Minezaki Yoshiaki, Homma Keiichi, Nishikawa Ken
Laboratory of Gene-Product Informatics, Center for Information Biology-DNA Data Bank of Japan, National Institute of Genetics, Research Organization of Information and Systems, Yata, Mishima, Shizuoka, Japan.
DNA Res. 2005;12(5):269-80. doi: 10.1093/dnares/dsi016. Epub 2006 Jan 10.
Assignment of all transcription factors (TFs) from genome sequence data is not a straightforward task due to the wide variation in TFs among different species. A DNA binding domain (DBD) and a contiguous non-DBD with a characteristic SCOP or Pfam domain combination are observed in most members of TF families. We found that most of the experimentally verified TFs in prokaryotes are detectable by a combination of SCOP or Pfam domains assigned to DBDs and non-DBDs. Based on this finding, we set up rules to detect TFs and classify them into 52 TF families. Application of the rules to 154 entirely sequenced prokaryotic genomes detected >18,000 TFs classified into families, which have been made publicly available from the 'GTOP_TF' database.

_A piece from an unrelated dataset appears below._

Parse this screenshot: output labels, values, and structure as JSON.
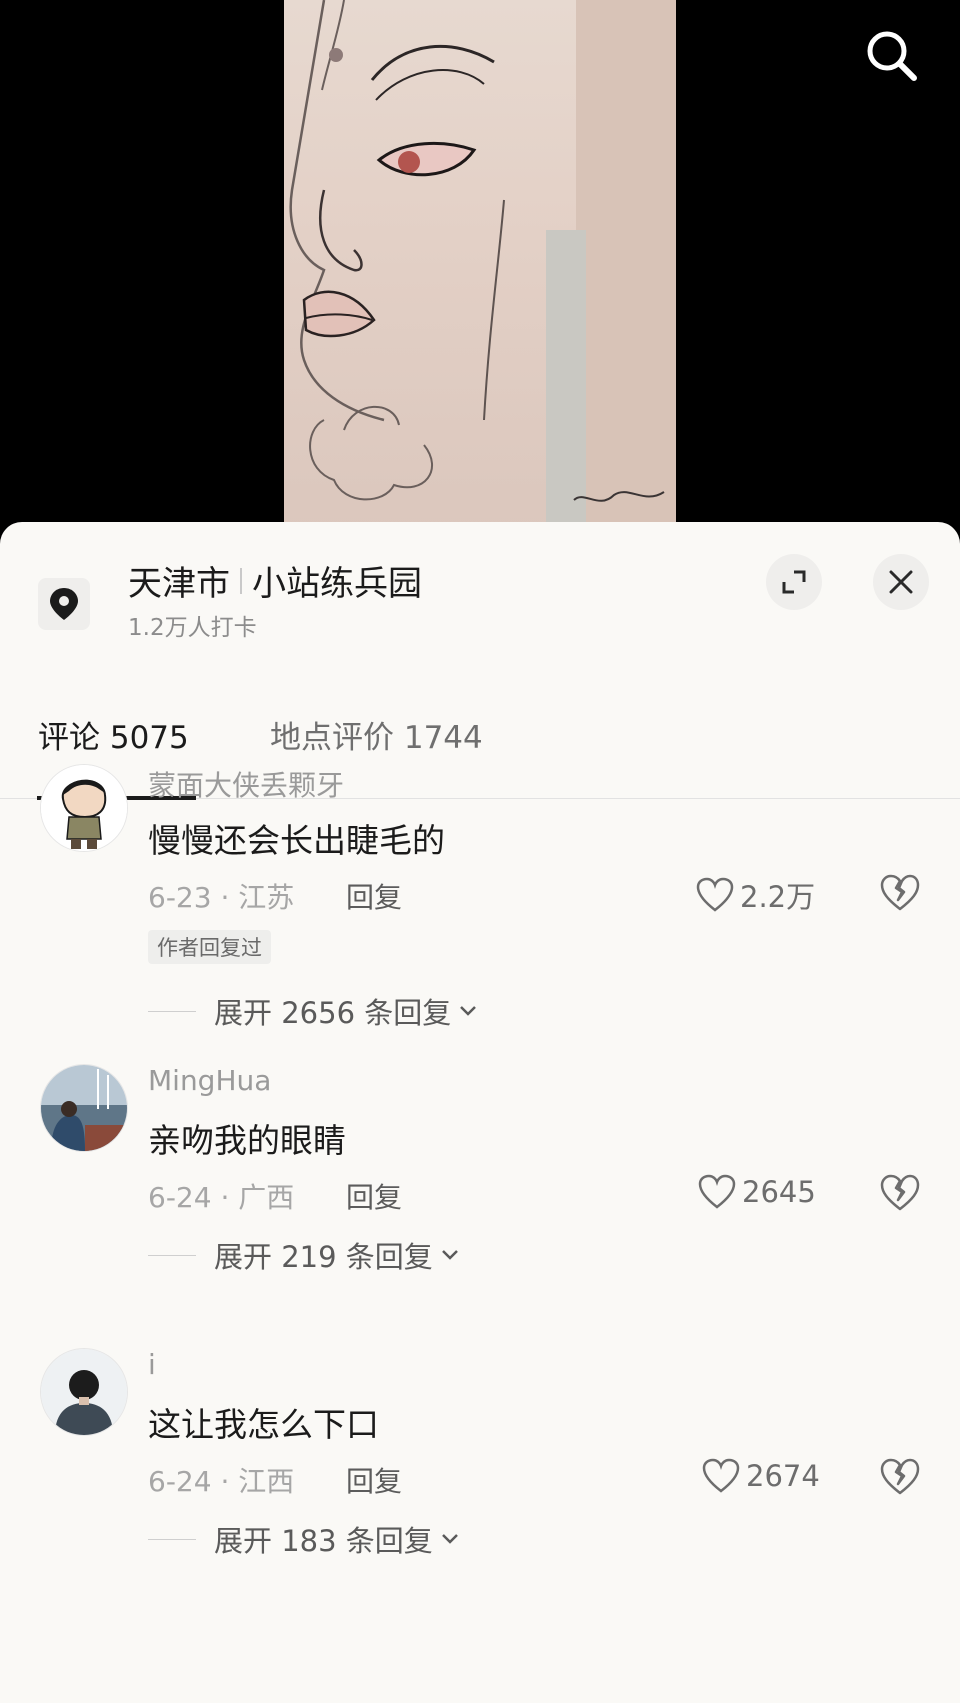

Despite the rough proportionality of the number of TFs per genome with genome size, species with reduced genomes, i.e. obligatory parasites and symbionts, have only a few if any TFs, reflecting a nearly complete loss. Also the number of TFs is significantly lower in archaea than in bacteria. In addition, all but 1 of the 19 TF families present in archaea is present in bacteria, whereas 33 TF families are found exclusively in bacteria. This observation indicates that a number of new TF families have evolved in bacteria, making the transcription regulatory system more divergent in bacteria than in archaea.
由于不同物种间转录因子(TFs)差异巨大,从基因组序列数据中确定所有转录因子并非易事。在TF家族的大多数成员中,可观察到一个DNA结合结构域(DBD)和一个具有特征性SCOP或Pfam结构域组合的相邻非DBD。我们发现,原核生物中大多数经过实验验证的TFs可通过分配给DBD和非DBD的SCOP或Pfam结构域组合来检测。基于这一发现,我们制定了检测TFs的规则,并将它们分为52个TF家族。将这些规则应用于154个全基因组测序的原核生物基因组,检测到超过18,000个分类到家族中的TFs,这些数据已通过“GTOP_TF”数据库公开提供。尽管每个基因组中TFs的数量与基因组大小大致成比例,但基因组缩小的物种,即专性寄生虫和共生体,即使有TFs也很少,这反映出它们几乎完全丧失了TFs。此外,古菌中的TFs数量明显低于细菌。此外,古菌中存在的19个TF家族中,除了1个之外,其余的在细菌中都存在,而有33个TF家族仅在细菌中发现。这一观察结果表明,细菌中已经进化出了一些新的TF家族,使得细菌中的转录调控系统比古菌中的更加多样化。